Armenia begins construction on controversial Jesus Christ statue

Armenia begins construction on controversial Jesus Christ statue

By Mark Dovich

Well-known businessman and politician Gagik Tsarukyan gathered with Armenian government officials on Mount Hatis Sunday as construction crews broke ground on a large statue of Jesus Christ, prompting the Culture Ministry to urge an immediate stop to the work.

“A few years after this historic day, the Savior’s statue will rise in Armenia as a symbol of unity, solidarity, hope, and light,” said Tsarukyan, who first floated the idea of building the 33-meter tall statue in January.

But later in the day, the Ministry of Education, Science, Culture, and Sport said it “demands to stop any (building) activity” on Mount Hatis until it conducts a thorough review of the construction’s impact on nearby archeological sites.

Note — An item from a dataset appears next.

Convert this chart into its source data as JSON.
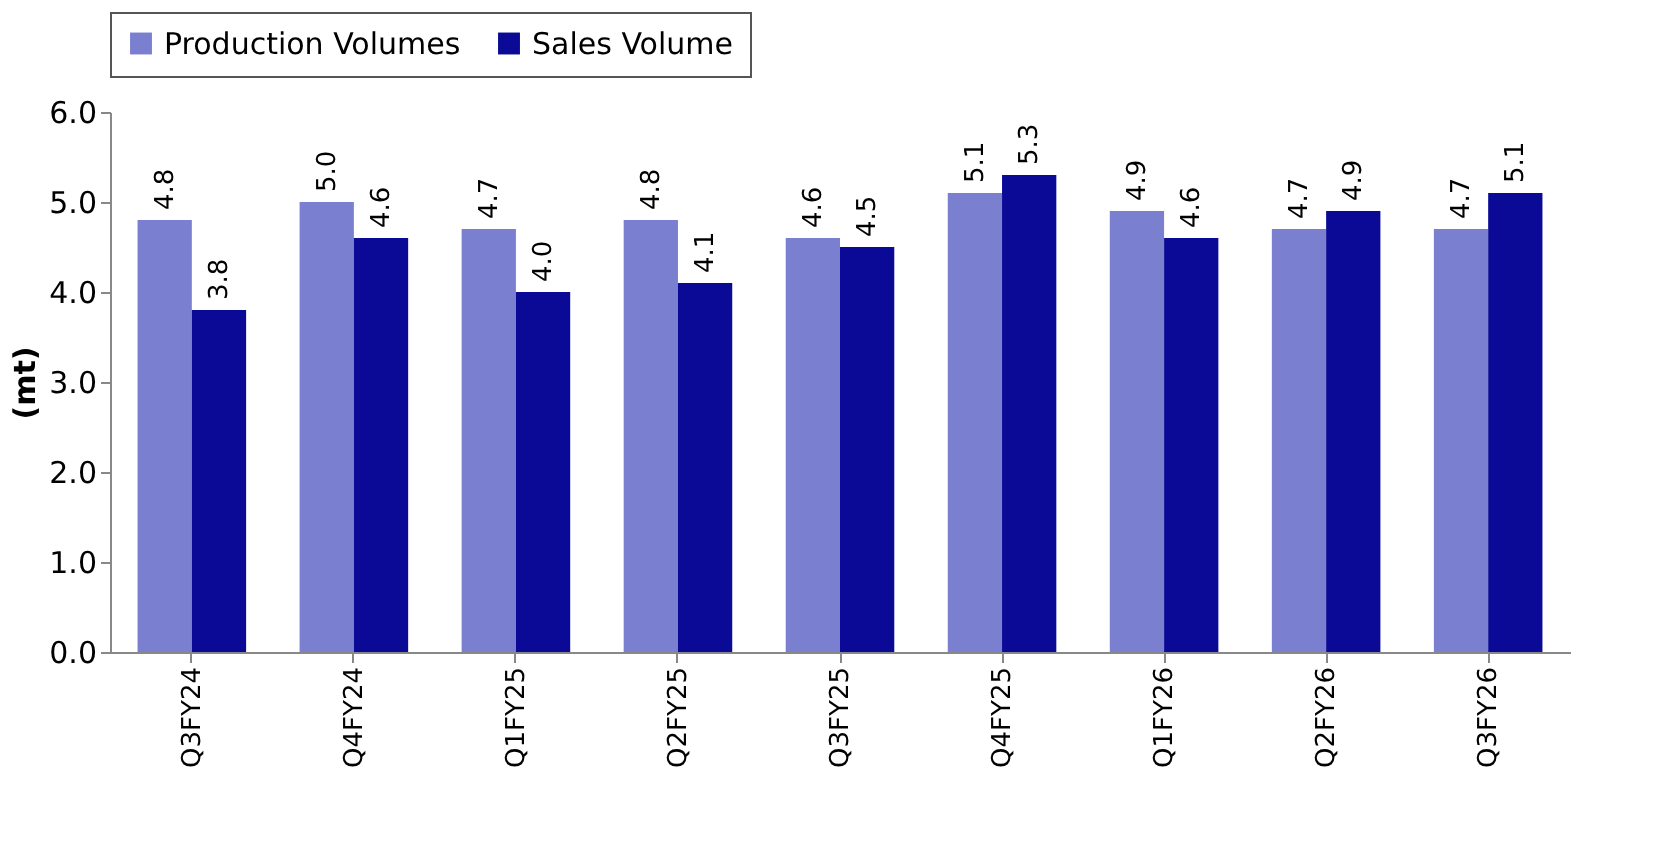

There are about 20 historical and cultural sites on and around Mount Hatis, according to the ministry, including the recently discovered ruins of a fortress from the bronze or iron age.

Just last week, Prime Minister Nikol Pashinyan said his administration’s “initial opinion (on building the statue) is positive, since we think that it will significantly increase tourist interest,” but also noted that government agencies are still reviewing the proposal.

Economy Minister Vahan Kerobyan, who took part in the groundbreaking ceremony over the week, struck a similar note, telling reporters “we believe that a large tourist flow will be secured” by building the statue.

Armenia’s Tourism Committee also echoed that line of reasoning in a statement to CivilNet last week, saying “the construction of such a statue as a novelty may be of interest to a particular tourist segment and bring new tourist flows to Armenia.”

In sharp contrast, the Mother See of Holy Etchmiadzin, the governing body of the Armenian Apostolic Church, has come out strongly against the project.

“The Church does not consider the installation of the statue of our Lord Jesus Christ to be acceptable since it is not appropriate” in the Armenian religious tradition, it said in March.

The Mother See did not respond to repeated requests from CivilNet for comment following the Armenian government’s decision last week to formally review the statue proposal.

The statue has prompted widespread controversy on Armenian language social media pages, with hundreds of users adding their opinions, cracking jokes, and sharing memes.

Many in Armenia have been critical of the project, arguing that Tsarukyan, one of Armenia’s richest men, could put his money to better use by funding social service programs or helping to rebuild the army following devastating losses in the 2020 war in and around Karabakh.

Hetq, a prominent investigative outlet in Armenia, published a story Monday alleging that public officials in three villages surrounding Mount Hatis have sold about 140 hectares of land in the past two months to a charitable foundation linked to Tsarukyan at extremely low prices.